Para cuando, sobre la repisa de la chimenea hay más fotos de muertos que de vivos, toca ir pensando en dar la segunda vuelta más despacio y fijarse detenidamente en lo que hay más allá de las orillas de un camino por el que uno ya transita desde que tiene memoria.
Te das cuenta un día, mientras te agachas para echar otro ceporro a la lumbre. En ese «ay» que te dan los años y que sale cuando menos lo esperas, al sentarte, al levantarte, al recordar o al despertar de esos sueños que ahora parecen, ya sí, totalmente inalcanzables.
Atizas bien el fuego mientras piensas en ello y te incorporas con energía (moderada) para comprobarlo de nuevo. Sí. Ahí está padre (qué joven se murió). Y la abuela (casi nos entierra a sus ciento y pico años). Y de paso te acuerdas del resto mientras aceleras la progresión hasta que paras de contar. No porque hayas llegado al final de la lista, sino porque son demasiados y tal vez, sólo tal vez, tu número esté cerca. Para qué vas a pensar ¿o sí? Mejor no.

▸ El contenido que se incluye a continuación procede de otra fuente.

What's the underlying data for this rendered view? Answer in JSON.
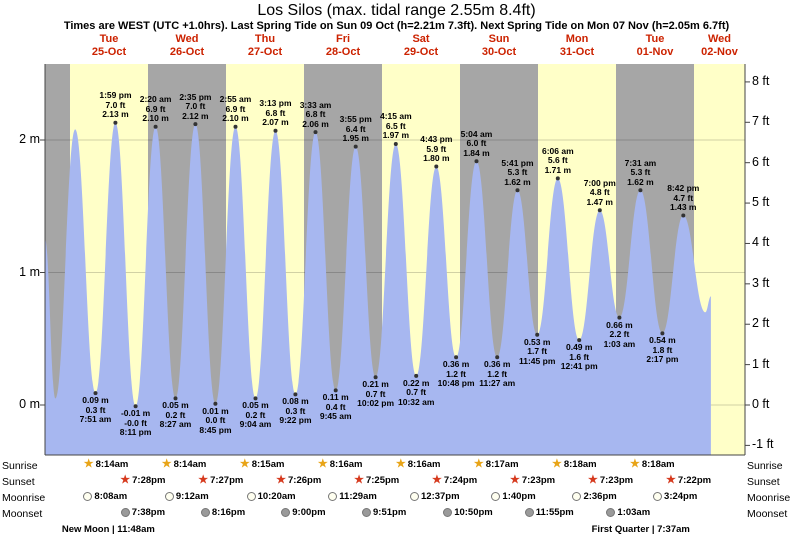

Ya sentado, viendo como despabilan las llamas, a golpe de otro «ay» agarras el té y vuelves a mirar. Allí están, colocados en línea, dejando hueco para los retratos de los nietos y de los sobrinos, que buena falta hacían para que la chimenea estuviera más animada. Lo nuevo y lo viejo, que se juntan al calor del hogar. Y tú, en medio, pidiendo calma. Con ganas de seguir mirando los retratos de la repisa ¡Por muchos años, madre!